L’art du rien
Déjeuner au restaurant, il y a quelques années. D’un reste de coulis de framboises sur bavarois glacé maculant mon assiette j’avais, de la pointe de ma fourchette à gâteau, consciencieusement réalisé ce joli dessin. Oui, je le trouvai très joli. Plus joli du moins qu’une assiette salie. Et puis cela avait occupé, un peu, mes pensées. Un moment.
Ah, c’est qu’il m’arrive souvent, quand la conversation ne me passionne pas, de m’intéresser à tout autre chose. Ensuite je suis larguée, forcément. Et l’on me dit que je n’écoute rien, que je ne fais pas l’effort de suivre, et l’on soupire et l’on me jette un regard navré, sévère ou agacé.

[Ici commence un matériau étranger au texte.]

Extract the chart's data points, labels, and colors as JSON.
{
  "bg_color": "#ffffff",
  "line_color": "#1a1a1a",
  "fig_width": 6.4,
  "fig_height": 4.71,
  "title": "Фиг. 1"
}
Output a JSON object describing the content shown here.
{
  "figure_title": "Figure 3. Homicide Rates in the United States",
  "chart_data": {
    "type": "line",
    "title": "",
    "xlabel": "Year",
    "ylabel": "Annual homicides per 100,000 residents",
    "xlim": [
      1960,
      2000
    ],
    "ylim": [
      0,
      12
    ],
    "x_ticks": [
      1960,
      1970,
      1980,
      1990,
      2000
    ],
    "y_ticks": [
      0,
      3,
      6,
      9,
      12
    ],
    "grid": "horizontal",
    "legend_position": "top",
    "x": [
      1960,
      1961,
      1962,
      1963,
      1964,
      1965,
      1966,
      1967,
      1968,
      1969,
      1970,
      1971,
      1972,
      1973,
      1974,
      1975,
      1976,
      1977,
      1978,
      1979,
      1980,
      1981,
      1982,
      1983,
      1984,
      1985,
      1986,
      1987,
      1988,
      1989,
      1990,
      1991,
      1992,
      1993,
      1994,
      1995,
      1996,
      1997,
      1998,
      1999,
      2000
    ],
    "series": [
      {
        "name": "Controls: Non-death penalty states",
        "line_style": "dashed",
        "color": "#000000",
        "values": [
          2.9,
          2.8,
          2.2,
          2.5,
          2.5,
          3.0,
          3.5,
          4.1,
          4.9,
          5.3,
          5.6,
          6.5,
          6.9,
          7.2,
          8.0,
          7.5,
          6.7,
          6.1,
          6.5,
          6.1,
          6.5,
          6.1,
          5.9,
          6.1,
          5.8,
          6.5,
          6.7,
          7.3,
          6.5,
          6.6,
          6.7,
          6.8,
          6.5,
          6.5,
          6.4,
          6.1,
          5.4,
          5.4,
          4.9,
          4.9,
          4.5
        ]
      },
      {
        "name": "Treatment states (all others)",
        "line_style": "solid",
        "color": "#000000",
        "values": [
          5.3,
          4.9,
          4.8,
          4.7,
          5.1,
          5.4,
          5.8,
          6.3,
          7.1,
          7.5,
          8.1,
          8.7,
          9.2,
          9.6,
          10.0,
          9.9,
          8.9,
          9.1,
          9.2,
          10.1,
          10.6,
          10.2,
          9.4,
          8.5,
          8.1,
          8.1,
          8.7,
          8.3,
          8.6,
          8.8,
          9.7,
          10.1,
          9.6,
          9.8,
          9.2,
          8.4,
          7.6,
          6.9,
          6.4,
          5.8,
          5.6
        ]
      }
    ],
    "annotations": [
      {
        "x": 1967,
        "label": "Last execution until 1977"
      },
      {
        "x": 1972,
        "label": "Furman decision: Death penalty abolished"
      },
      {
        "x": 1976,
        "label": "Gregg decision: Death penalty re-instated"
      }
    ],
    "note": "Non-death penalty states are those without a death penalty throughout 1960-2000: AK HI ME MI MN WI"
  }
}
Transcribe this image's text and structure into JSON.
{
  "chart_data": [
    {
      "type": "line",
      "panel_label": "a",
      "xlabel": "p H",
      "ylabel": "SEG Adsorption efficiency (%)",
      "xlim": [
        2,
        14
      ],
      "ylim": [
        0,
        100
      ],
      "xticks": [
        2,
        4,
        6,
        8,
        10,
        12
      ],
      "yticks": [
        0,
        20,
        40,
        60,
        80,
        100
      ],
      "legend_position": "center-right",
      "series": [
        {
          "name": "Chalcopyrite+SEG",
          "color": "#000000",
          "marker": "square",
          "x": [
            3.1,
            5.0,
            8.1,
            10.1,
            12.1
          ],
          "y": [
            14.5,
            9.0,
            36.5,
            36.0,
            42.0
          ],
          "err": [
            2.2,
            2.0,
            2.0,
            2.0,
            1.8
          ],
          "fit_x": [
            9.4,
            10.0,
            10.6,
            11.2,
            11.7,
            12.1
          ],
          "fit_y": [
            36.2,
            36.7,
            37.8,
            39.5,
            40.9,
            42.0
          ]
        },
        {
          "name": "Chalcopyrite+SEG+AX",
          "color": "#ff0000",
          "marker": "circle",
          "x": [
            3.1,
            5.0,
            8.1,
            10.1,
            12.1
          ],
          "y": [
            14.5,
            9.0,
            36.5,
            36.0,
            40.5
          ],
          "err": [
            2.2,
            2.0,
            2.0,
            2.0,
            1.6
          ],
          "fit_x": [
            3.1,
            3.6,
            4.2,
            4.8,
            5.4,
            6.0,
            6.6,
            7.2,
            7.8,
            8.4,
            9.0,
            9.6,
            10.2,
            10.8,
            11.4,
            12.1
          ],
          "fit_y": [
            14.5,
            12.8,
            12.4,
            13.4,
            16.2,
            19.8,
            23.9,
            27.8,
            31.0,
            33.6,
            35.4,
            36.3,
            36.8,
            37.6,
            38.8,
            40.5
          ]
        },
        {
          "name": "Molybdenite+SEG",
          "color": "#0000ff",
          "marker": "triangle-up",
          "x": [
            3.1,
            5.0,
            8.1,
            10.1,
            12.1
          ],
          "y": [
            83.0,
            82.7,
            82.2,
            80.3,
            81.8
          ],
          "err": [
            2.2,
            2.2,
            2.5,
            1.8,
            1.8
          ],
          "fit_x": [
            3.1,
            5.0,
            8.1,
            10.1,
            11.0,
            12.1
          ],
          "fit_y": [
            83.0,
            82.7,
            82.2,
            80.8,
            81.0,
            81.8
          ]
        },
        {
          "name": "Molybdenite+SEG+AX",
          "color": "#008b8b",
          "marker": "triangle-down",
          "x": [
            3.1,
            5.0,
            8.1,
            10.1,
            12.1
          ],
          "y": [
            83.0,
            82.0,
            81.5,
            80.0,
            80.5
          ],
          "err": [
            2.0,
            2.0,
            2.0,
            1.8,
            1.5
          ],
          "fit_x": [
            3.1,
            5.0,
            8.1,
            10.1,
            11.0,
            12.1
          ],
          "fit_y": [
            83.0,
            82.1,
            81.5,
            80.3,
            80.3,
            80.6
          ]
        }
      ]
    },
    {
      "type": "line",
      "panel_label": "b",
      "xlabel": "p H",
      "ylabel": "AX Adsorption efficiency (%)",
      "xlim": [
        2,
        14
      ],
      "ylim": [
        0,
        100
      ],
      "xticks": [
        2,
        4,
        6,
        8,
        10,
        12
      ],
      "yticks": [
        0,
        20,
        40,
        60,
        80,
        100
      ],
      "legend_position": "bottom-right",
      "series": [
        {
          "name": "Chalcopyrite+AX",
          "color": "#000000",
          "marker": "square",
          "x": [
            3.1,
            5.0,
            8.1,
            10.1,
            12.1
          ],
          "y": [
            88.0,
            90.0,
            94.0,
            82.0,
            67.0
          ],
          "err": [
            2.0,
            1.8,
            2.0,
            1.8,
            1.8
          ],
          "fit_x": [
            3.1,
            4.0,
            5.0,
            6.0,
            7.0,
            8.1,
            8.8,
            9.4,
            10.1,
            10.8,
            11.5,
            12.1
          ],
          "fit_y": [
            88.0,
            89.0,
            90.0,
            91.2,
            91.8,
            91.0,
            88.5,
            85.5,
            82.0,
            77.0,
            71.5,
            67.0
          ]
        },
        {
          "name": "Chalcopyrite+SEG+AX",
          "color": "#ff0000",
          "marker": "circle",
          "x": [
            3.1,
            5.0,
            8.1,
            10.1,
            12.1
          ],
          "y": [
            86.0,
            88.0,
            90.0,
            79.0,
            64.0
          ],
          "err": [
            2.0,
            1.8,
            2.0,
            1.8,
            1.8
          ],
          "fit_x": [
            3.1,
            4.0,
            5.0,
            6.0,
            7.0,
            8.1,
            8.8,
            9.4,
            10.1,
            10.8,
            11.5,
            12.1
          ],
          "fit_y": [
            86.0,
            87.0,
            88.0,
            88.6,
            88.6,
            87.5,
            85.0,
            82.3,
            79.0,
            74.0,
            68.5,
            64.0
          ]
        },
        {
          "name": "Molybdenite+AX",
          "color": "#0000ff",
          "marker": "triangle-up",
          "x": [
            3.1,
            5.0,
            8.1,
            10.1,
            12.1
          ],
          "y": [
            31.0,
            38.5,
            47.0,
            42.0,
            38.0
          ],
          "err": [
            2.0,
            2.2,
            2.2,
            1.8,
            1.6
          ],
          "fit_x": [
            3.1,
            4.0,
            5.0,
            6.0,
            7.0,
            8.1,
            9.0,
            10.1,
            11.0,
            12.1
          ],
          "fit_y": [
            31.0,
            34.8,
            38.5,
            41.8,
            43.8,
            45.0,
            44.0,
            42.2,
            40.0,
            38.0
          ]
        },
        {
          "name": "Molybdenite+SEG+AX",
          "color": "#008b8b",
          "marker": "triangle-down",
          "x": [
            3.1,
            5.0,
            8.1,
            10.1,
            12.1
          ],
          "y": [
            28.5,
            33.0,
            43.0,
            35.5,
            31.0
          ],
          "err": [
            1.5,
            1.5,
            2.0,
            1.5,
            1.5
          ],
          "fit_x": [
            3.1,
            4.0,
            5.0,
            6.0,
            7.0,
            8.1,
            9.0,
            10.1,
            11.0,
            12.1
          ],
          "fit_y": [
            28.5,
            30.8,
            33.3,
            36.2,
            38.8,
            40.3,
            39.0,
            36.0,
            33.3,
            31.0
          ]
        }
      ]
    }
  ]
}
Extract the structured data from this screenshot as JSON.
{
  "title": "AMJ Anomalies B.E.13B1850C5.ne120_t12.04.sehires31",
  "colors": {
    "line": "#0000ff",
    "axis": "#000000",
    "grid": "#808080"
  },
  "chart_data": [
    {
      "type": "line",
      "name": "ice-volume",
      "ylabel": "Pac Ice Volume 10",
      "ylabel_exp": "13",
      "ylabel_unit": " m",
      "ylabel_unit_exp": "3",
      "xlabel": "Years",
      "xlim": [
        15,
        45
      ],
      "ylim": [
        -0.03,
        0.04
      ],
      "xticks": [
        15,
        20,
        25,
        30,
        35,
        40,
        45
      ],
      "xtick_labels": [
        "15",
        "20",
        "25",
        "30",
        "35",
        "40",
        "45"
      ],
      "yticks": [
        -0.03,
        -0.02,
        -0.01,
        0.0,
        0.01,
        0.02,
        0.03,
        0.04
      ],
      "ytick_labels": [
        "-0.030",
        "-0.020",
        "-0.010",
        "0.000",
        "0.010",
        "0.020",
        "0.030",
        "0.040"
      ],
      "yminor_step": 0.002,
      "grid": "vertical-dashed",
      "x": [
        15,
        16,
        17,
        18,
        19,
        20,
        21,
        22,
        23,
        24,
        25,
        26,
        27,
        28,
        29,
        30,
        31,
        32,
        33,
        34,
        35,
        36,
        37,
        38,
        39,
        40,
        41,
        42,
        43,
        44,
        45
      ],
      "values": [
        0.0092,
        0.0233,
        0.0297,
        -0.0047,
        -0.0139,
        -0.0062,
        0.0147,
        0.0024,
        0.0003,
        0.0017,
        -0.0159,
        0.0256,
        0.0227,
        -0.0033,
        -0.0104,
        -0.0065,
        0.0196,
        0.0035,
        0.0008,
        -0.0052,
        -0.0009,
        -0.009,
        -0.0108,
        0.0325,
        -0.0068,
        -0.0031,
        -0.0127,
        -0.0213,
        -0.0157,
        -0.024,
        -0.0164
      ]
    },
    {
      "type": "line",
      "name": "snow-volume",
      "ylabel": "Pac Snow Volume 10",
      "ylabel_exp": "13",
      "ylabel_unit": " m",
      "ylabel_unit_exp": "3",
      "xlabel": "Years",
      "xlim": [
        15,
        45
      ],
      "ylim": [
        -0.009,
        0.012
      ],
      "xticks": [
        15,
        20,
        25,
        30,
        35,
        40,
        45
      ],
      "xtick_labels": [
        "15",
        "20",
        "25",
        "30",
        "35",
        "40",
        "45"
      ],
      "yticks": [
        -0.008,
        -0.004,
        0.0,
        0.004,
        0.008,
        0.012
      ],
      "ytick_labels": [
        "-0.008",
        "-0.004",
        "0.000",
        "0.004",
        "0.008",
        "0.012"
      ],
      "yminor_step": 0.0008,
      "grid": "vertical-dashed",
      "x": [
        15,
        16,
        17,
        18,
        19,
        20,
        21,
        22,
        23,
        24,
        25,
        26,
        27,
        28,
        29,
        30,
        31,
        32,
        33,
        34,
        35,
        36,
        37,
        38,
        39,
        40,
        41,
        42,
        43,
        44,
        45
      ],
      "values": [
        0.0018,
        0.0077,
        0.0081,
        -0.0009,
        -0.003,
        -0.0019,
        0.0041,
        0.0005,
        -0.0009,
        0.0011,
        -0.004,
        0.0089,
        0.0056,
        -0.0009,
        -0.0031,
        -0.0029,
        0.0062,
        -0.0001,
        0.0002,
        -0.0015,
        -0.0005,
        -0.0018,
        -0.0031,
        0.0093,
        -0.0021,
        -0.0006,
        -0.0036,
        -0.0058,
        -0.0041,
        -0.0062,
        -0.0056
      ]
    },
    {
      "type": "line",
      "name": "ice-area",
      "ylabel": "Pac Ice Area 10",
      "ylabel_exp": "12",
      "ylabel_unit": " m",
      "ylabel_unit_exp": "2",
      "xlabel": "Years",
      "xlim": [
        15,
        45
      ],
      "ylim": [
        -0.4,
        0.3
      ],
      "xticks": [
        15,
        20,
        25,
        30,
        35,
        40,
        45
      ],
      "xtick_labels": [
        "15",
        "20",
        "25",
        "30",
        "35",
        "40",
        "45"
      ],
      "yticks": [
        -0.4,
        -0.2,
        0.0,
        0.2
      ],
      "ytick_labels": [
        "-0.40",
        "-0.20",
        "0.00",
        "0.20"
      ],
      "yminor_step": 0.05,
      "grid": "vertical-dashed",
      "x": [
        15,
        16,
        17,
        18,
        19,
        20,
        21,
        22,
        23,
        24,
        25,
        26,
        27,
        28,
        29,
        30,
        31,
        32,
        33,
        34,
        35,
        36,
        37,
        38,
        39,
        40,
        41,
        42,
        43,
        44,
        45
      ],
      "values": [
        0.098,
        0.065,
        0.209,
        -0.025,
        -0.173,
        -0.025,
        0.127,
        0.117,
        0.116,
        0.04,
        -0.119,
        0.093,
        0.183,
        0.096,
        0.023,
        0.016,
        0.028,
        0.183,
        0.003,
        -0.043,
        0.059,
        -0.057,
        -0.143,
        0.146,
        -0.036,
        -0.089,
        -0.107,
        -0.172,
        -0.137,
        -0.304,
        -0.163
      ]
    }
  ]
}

Que voulez-vous, c’est ainsi, j’ai du mal à canaliser mes idées et à fixer mon attention. Très vite ça file, ailleurs se focalise, c’est assez facile de le comprendre. Mais c’est une autre histoire, toute mon histoire en fait…
L’air de rien, j’avais dégainé mon téléphone pour immortaliser ma création éphémère, l’art du rien. S’il est devenu courant de photographier l’appétissant contenu de son assiette, ça l’est moins quand ladite assiette est vide.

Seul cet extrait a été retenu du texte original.